Although the numbers cited in the Avaaz report and some methods are contested, the report drew attention to a huge problem. Regarding the question, how this problem could be solved or how the infodemic could be “quarantined”, Avaaz suggests two measures:

  • “Correct the record”: users who saw or interacted with posts offering wrong information, should be provided with corrections.
  • “Detox the algorithm”: Facebook should modify its algorithm so that misleading content and actors get less possibilities to increase their reach.

Facebook’s algorithm started as a simple sorting order of posts in 2009 and has been continuously evolving since. Today, it uses many factors and pieces of information to decide automatically, which content should be watched by which user. The number of interactions and popularity of posts play an important role. The problem: many of the posts spreading misinformation on COVID-19, provoke interaction and get a certain popularity through respective bubbles and networks. Thus, the algorithm favors them over reliable information.

Facebook of course reacted to accusations of supporting fake news not only after the Avaaz report. On it’s blog, the company lists all measures that were taken for “Keeping People Safe and Informed About the Coronavirus”. Facebook didn’t only try to give fake news less space, it also helped reliable sources to spread proper information, it supports health and economic relief efforts by donating money, offering free ads, providing data and tools or promoting petitions. The company also intervened when the market of sanitizers and face masks seemed to get out of control and Facebook ads lead to scams and inflated prices. But were these measures enough? Did they come in time or was Facebook too slow?

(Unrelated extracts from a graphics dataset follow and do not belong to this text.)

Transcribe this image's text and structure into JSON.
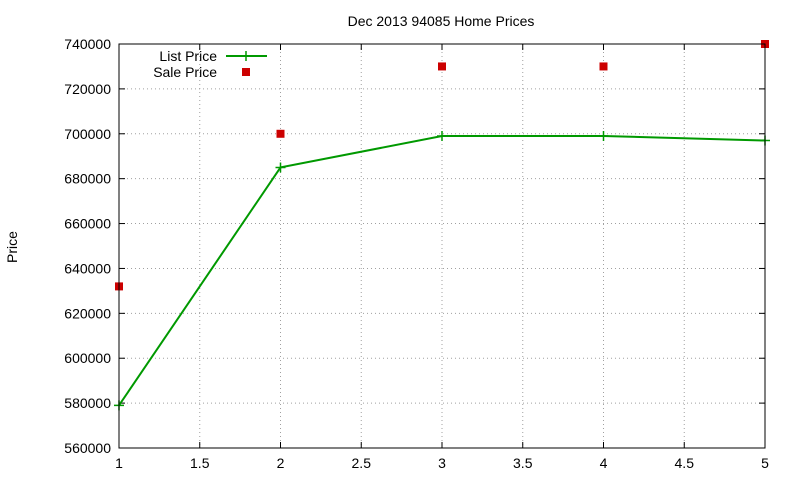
{
  "chart_data": {
    "type": "line",
    "title": "Dec 2013 94085 Home Prices",
    "xlabel": "",
    "ylabel": "Price",
    "xlim": [
      1,
      5
    ],
    "ylim": [
      560000,
      740000
    ],
    "x_ticks": [
      "1",
      "1.5",
      "2",
      "2.5",
      "3",
      "3.5",
      "4",
      "4.5",
      "5"
    ],
    "x_tick_values": [
      1,
      1.5,
      2,
      2.5,
      3,
      3.5,
      4,
      4.5,
      5
    ],
    "y_ticks": [
      "560000",
      "580000",
      "600000",
      "620000",
      "640000",
      "660000",
      "680000",
      "700000",
      "720000",
      "740000"
    ],
    "y_tick_values": [
      560000,
      580000,
      600000,
      620000,
      640000,
      660000,
      680000,
      700000,
      720000,
      740000
    ],
    "grid": true,
    "legend_position": "top-left",
    "series": [
      {
        "name": "List Price",
        "style": "lines+points",
        "color": "#009900",
        "x": [
          1,
          2,
          3,
          4,
          5
        ],
        "y": [
          579000,
          685000,
          699000,
          699000,
          697000
        ]
      },
      {
        "name": "Sale Price",
        "style": "points",
        "color": "#cc0000",
        "x": [
          1,
          2,
          3,
          4,
          5
        ],
        "y": [
          632000,
          700000,
          730000,
          730000,
          740000
        ]
      }
    ]
  }
}
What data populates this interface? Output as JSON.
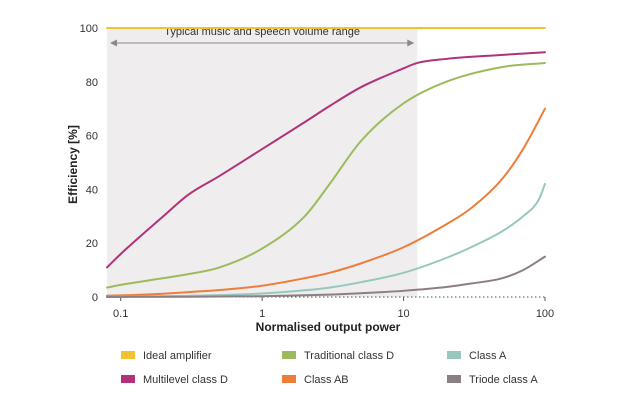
{
  "chart_data": {
    "type": "line",
    "xscale": "log",
    "xlim": [
      0.08,
      100
    ],
    "ylim": [
      0,
      100
    ],
    "xticks": [
      0.1,
      1,
      10,
      100
    ],
    "xtick_labels": [
      "0.1",
      "1",
      "10",
      "100"
    ],
    "yticks": [
      0,
      20,
      40,
      60,
      80,
      100
    ],
    "ytick_labels": [
      "0",
      "20",
      "40",
      "60",
      "80",
      "100"
    ],
    "xlabel": "Normalised output power",
    "ylabel": "Efficiency [%]",
    "annotation": {
      "text": "Typical music and speech volume range",
      "x_range": [
        0.08,
        12.5
      ]
    },
    "legend_position": "bottom",
    "series": [
      {
        "name": "Ideal amplifier",
        "color": "#f2c230",
        "x": [
          0.08,
          100
        ],
        "y": [
          100,
          100
        ]
      },
      {
        "name": "Multilevel class D",
        "color": "#b0327b",
        "x": [
          0.08,
          0.1,
          0.2,
          0.3,
          0.5,
          1,
          2,
          3,
          5,
          10,
          12.5,
          20,
          50,
          100
        ],
        "y": [
          11,
          16,
          30,
          38,
          45,
          55,
          65,
          71,
          78,
          85,
          87,
          88.5,
          90,
          91
        ]
      },
      {
        "name": "Traditional class D",
        "color": "#9cbb5c",
        "x": [
          0.08,
          0.1,
          0.2,
          0.3,
          0.5,
          1,
          2,
          3,
          5,
          10,
          20,
          50,
          100
        ],
        "y": [
          3.5,
          4.5,
          7,
          8.5,
          11,
          18,
          30,
          42,
          58,
          72,
          80,
          85.5,
          87
        ]
      },
      {
        "name": "Class AB",
        "color": "#ef7d3a",
        "x": [
          0.08,
          0.1,
          0.2,
          0.3,
          0.5,
          1,
          2,
          3,
          5,
          10,
          20,
          30,
          50,
          70,
          100
        ],
        "y": [
          0.5,
          0.6,
          1.2,
          1.8,
          2.6,
          4.2,
          7,
          9,
          12.5,
          18.5,
          27,
          33,
          44,
          55,
          70
        ]
      },
      {
        "name": "Class A",
        "color": "#96c8bf",
        "x": [
          0.08,
          0.1,
          0.3,
          0.5,
          1,
          2,
          3,
          5,
          10,
          20,
          30,
          50,
          70,
          90,
          100
        ],
        "y": [
          0,
          0.1,
          0.4,
          0.7,
          1.3,
          2.5,
          3.5,
          5.5,
          9,
          14.5,
          18.5,
          24.5,
          30,
          36,
          42
        ]
      },
      {
        "name": "Triode class A",
        "color": "#8c7f84",
        "x": [
          0.08,
          0.3,
          1,
          3,
          5,
          10,
          20,
          30,
          50,
          70,
          100
        ],
        "y": [
          0,
          0.1,
          0.3,
          0.9,
          1.4,
          2.3,
          3.7,
          5,
          7,
          10,
          15
        ]
      }
    ]
  }
}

It would be interesting to read a follow up report by Avaaz to see if Facebook’s measures made an impact after some months. As in the case of the Rohingya crisis, the COVID-19 pandemic again shows how dangerous the dynamics of social networks like Facebook can be. Although Facebook in both cases took action, it only reacted after criticism got loud. It would be a future goal to be aware of the role of social media right at the beginning of a crisis and react before people get confused, incited, and even harmed. This task is not only Facebook’s duty. It is also a duty of politics and law. As Věra Jourová stated in her speech: “We must not move into censoring, we must not create ministries of truth. […] But we must equip ourselves better to address the challenges of our digital reality.“


  1. Hey Anna! This is a very important topic and I couldn’t agree with you more when it comes to Facebook’s role in this infodemic. While I’m all about creating a public space to facilitate civilised discussion for the sake of a functioning democracy, isn’t it already time Facebook take responsibility over moderating its content? The idea of it being a free forum for all is a good one, but I think we’ve all noticed by now that it isn’t working well enough! Just go and look at QAnon spreading like wildfire across Facebook owned platforms (and Twitter). It’s time for Facebook to act.

  2. Hi Anna! Thank you for an interesting post. This pandemic did indeed turn our lives upside down, or at least morphed them in to something very different from before. The guide lines in the video are clear and simple enough, but one thing that complicates things in this crises is that the information and guide lines we receive on the virus differ so much from country to country. It is hard to tell false information from real when state officials and even presidents post and spread information that is contradicting from information from say WHO. Do you think that ICT and social media in particular have had a positive or negative influence on the information/disinformation during the pandemic?